Alan Zendell, February 5, 2019
Most of us are engaged in some form of negotiation all the time. Raising our kids, managing relationships with significant others, haggling over the cost of rugs and chickens, negotiating business deals, getting along with coworkers – all involve ongoing negotiation.
What these situations have in common is that to be successful, they all hinge on truth and trust, and you’ll never achieve the latter if you can’t depend on the former. If people repeatedly lie to you and fail to keep their commitments, it becomes nearly impossible to coexist with them. In the absence of trust we resort to tough love with our kids and risk ruining our adult relationships. If we feel cheated by a merchant or business associate, we find someone else to do business with, and if we’re not fairly treated at work, we start looking for a new job as soon as possible.
Sometimes we’re stuck. We don’t always have the option of looking elsewhere. As voters and concerned citizens, we’ve spent two years watching a tennis match of hurled insults and accusations. Our representatives in Congress have been at the center of it every day. Lies, fake news, insults, bullying attacks – it seems to never stop.
It’s always been that way to some degree. When I watched the movie Lincoln, I was shocked to see that partisan bickering was as bad in his time as it is now. It was a critical moment in our history. We were on the verge of acknowledging that slavery was evil, and those on opposite sides each believed they couldn’t negotiate with the other. Regardless of the cost to our economy, some wrongs simply needed to be righted, and the people who suffered financially did everything possible to stem the tide including attempting to demolish our Union of states.
The Civil War that nearly wrecked the nation is an example of what can happen when extreme positions lead to non-negotiable impasse, and the parallels between then and now are starkly clear. Racism, bigotry, hatred, fear, and lust for power and wealth each played a role 160 years ago. Those same things are driving the divisiveness in our country today, with one notable exception. In 1860, people had sharp differences, but each side’s position was clearly defined and understandable if not defensible; other things aside, the decision to abolish slavery was clearly one of principle.
In 1863, two years into the Civil War, Lincoln faced the worst National Emergency in our history. Believing that the moral future of the nation was at stake, and realizing there could be no negotiated resolution, he issued an Executive Order, bypassing Congress and the Courts to declare the Emancipation Proclamation. The Proclamation was to be the guiding principle on which a reunited Union would be preserved.
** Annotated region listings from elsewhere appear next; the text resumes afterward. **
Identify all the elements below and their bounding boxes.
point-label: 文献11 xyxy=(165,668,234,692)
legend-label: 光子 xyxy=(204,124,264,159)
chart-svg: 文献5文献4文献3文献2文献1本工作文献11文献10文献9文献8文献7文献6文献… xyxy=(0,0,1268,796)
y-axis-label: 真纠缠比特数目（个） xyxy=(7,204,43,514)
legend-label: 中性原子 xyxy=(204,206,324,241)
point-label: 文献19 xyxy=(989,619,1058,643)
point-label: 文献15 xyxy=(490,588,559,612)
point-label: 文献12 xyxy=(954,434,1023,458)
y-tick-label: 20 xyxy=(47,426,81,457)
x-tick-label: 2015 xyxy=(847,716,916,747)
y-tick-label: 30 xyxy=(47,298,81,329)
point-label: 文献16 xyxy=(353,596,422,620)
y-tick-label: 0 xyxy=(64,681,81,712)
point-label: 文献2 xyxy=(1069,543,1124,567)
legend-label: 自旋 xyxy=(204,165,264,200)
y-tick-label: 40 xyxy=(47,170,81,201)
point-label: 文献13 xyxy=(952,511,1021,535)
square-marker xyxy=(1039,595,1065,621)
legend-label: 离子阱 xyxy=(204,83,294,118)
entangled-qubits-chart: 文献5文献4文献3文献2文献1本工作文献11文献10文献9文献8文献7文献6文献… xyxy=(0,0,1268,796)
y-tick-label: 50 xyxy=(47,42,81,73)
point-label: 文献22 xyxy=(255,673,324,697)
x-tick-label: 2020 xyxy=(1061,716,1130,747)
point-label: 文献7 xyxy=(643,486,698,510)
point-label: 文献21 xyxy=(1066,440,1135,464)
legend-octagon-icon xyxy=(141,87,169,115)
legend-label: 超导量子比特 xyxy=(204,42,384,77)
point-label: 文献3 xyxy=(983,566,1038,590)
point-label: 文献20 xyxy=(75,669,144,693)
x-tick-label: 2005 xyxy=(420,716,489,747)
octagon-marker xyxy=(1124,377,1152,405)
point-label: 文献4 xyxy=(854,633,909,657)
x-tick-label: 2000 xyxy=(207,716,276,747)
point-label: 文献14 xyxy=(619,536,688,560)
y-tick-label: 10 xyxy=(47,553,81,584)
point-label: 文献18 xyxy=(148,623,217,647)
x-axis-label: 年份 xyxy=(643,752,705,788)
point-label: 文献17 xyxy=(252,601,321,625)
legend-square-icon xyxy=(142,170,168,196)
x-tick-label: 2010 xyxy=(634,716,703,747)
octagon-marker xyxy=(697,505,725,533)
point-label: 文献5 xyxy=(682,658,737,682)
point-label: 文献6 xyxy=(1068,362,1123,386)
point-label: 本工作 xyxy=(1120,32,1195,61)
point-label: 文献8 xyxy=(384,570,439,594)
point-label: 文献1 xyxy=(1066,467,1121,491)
Replace slavery with immigration and we might be looking at a similar fight today if no agreement is reached, but there are important differences. First, compared to what Lincoln faced, the problem of securing our southern border does not approach the level of a National Emergency.
Congress came together to pass bipartisan legislation which would have been an important first step in a long-term solution, only to have it scuttled by the president who had previously promised to support it. Nor was Trump pulling the rug out from under a deal he had informally endorsed an isolated incident. He did the same sort of thing on every major bill Congress drafted during his two years in office, and from everything we know about his history he conducted his businesses the same way.
Worst of all, he has never taken a meaningful negotiating position on any issue except reducing taxes on the wealthy, and rather than observe the basic courtesy and etiquette that are the hallmarks of professional negotiation, he has been belligerent and offensive to everyone that didn’t support his views. He daily picks fights with Democrats who make him feel threatened and does everything possible to intimidate them.
Remember how he attacked Mitch McConnell as weak and ineffective? I guess it worked, as he’s been Trump’s Senate lap dog ever since. And remember Paul Ryan? Don’t feel bad, he didn’t leave us much worth remembering. Trump’s tactics worked on his own party, but they won’t work on Schumer and Pelosi as long as the majority of the country continues to side with them.
Trump put himself in this box. Are you cowed by his bluster? Neither are they. When he talked about unity and reaching across the aisle to heal old wounds, last night, do you think any Democrats believed a word he said? I don’t know why anyone would.
For Trump, unity means doing thing his way.